Monica Houghton (1954- ), a Harvard graduate and later a student of Margaret Brouwer, began composing in 1993 and received her M.M. in Composition a decade later. After teaching and receiving awards in Ohio, notably including an Individual Excellence Award from the Ohio Arts Council in 2007, she returned to Reno, Nevada, where she grew up. Her sparkling Sonata (1998) won the 2000 Lyman Prize, and deserves to become a standard of the modern repertoire. Full of emotive gestures and mercurial mood changes, it is positively Beethovenesque in its brooding, searching, striving, and ultimately triumphant character.

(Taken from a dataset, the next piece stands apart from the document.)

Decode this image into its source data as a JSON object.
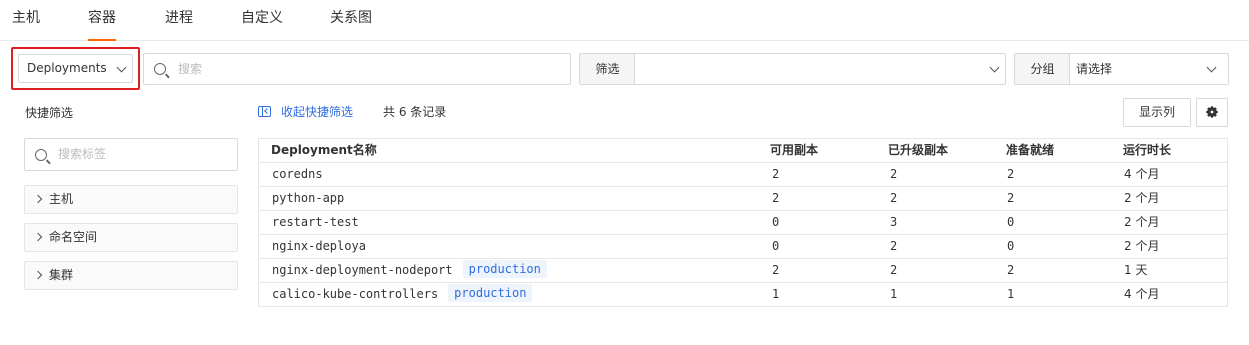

Justin Merritt (1975- ) was the youngest-ever winner of the ASCAP Foundation/Rudolph Nissim Award and has received an ample host of additional awards. Taught by Samuel Adler among others, he is also the youngest composer on this program. He writes that Chaconne: Mercy Endures, commissioned by and written for Mr. Atzinger, "is based on the chorale tune Danket dem Herren, den er ist freundlich [Give thanks to the Lord, for He is good]. The constantly repeated refrain in that text is 'Mercy Endures.' The tune functions as both a recurring melodic fragment and as the basis for the chaconne formula." This is the moodiest and most dissonant piece on the program, its theme splitting into granular motifs that chase their own tails, dissonantly rubbing against each other to generate a clangorous rumination on travail and endurance.

Pierre Jalbert (1967- ), who studied with George Crumb, is a prolific composer of mostly instrumental works. Now Professor of Composition and Theory at Rice University's Shepherd School of Music in Houston, Mr. Jalbert is also an excellent pianist, and his Toccata is a showpiece. It is also, even beyond its flashy technical appeal, a crowd-pleaser. Bluesy harmonies, Minimalist rhythmic drive, and a combination of complex weight with absolute clarity come together in a streamlined juggernaut of a work that whirls and glints with thrilling intensity. It certainly provides the program with a pulse-quickening conclusion, effectively the encore of Mr. Atzinger's CD recital.